Funnily enough, that concern seemed much less prevalent when I was pregnant with my second child and had my daughter in tow with me. There were many times when I genuinely could have used some help while trying to get my pushchair, shopping and massive belly out of a narrow shop while holding the heavy door open and had completely able-bodied and pushchair-less people wait patiently, not offering any help, while I struggled and heaved and got flustered. It was as if the fact I was already a mother meant I didn’t need any help or consideration at all. Kind of like “Well, you knew what you were getting yourself into this time…”
I know it’s hard for people (especially those who have never been pregnant themselves) to know what to do and that each woman is different in what kind of help she’d like or need, but I think it’s safe to say that offering = good, insisting or completely ignoring = bad.

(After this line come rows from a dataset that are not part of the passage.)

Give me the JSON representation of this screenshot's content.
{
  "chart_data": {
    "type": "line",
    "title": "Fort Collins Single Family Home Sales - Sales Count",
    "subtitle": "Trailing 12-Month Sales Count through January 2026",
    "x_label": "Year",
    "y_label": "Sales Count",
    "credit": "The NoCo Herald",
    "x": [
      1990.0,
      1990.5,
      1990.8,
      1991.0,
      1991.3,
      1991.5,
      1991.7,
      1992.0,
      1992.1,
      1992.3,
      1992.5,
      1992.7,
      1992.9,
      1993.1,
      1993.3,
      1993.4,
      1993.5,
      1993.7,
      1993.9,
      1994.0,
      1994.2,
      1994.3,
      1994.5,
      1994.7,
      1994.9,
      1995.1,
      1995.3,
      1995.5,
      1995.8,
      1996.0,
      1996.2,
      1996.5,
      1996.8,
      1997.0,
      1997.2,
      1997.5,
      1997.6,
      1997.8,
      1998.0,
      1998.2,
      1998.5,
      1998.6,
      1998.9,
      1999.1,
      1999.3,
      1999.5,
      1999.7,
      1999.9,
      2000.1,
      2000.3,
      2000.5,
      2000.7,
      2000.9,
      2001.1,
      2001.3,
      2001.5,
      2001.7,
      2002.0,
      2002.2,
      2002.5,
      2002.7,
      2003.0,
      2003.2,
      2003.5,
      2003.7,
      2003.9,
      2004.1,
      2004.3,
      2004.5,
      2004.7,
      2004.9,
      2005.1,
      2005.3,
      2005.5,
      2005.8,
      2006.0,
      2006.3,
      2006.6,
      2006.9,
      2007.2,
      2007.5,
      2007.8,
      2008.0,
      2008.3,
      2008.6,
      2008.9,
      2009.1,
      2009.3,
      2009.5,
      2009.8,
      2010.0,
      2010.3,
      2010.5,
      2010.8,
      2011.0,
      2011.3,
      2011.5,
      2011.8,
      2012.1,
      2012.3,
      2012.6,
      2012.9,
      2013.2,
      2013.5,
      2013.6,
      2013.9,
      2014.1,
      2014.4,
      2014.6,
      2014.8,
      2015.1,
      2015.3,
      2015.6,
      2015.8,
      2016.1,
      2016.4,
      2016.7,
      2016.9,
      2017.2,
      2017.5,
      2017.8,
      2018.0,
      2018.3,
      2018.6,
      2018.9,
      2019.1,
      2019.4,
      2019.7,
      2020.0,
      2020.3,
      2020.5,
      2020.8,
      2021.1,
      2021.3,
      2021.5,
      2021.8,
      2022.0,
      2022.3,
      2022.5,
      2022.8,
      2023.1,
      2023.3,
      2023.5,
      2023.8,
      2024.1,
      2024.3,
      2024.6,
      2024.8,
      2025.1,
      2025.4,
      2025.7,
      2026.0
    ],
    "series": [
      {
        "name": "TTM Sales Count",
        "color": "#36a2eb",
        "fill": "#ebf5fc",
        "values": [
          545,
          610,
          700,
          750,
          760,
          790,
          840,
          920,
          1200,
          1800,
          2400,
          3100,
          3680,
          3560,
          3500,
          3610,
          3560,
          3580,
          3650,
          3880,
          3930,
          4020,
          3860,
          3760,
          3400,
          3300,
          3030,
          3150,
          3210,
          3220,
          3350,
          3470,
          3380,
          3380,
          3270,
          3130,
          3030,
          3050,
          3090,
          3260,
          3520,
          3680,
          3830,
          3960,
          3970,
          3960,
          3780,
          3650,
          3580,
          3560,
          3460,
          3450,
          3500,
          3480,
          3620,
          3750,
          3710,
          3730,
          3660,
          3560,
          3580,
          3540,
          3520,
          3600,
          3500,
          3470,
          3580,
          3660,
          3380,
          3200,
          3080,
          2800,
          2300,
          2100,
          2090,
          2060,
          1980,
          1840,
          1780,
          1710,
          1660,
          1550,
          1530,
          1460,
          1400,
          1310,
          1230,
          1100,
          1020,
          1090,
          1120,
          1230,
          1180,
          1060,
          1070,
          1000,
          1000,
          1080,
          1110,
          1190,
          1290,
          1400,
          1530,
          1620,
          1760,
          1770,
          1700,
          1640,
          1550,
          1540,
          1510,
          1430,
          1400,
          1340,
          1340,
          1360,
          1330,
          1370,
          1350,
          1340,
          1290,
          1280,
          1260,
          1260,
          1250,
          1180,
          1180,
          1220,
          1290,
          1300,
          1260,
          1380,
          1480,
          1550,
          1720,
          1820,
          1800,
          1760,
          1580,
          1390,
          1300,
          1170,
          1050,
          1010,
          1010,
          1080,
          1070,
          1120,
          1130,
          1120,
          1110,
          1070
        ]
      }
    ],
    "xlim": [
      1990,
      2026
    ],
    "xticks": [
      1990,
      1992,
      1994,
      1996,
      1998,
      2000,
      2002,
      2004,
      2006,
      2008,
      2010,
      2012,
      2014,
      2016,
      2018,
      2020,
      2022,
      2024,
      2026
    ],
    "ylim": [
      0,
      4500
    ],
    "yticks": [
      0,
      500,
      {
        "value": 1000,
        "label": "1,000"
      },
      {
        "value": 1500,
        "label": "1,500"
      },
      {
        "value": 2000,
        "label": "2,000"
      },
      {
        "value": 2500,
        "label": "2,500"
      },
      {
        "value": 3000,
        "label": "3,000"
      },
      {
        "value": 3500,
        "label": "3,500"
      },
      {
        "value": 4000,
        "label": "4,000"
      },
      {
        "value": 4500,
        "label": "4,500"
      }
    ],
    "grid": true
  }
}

Of course, none of this compares with what Samantha Burton went through. Burton, who was 25 weeks pregnant and had two older children, was hospitalised against her will in Florida last March when she questioned her doctor’s order for complete bed rest after he suspected an impending miscarriage. Burton, who simply asked for a second opinion, was then forcibly hospitalised and forced to submit to “any and all medical treatments” the doctors felt necessary to ensure the safety of her foetus, even though a) there is no clinical evidence to support the commonly-held belief that bed rest improves outcomes for miscarriages; b) she had two other children to care for and so bed rest wasn’t feasible; and c) IT’S HER BODY AND THEREFORE HER DECISION. For three days she was held captive until undergoing a forced cesarean section that revealed her foetus had died anyway.
Thankfully, the American Civil Liberties Union (ACLU) has taken up the case and will be following it and keeping us updated as it goes through the Florida Court of Appeals since it (amazingly) lost in the original trial, Burton v. Florida. So far, the state of Florida has (appallingly but not surprisingly, in a state with a nearly 40% cesarean section rate) defended its actions as simply “maintaining the status quo.” Sadly, the status quo in America (and increasingly in other places as well) seems to be about treating pregnant women as incubators and their rights secondary to that of the foetus residing in and dependent on their bodies.
Making sure that we are afforded the same rights to make decisions regarding our health, safety and care as anyone else (even if an onlooker or doctor doesn’t approve) is absolutely imperative in ensuring we have full human rights, let alone “women’s rights.” And part of exerting that autonomy is by being able to eat cheese, drink caffeine, have a beer or carry our own shopping, Pregnancy Police be damned.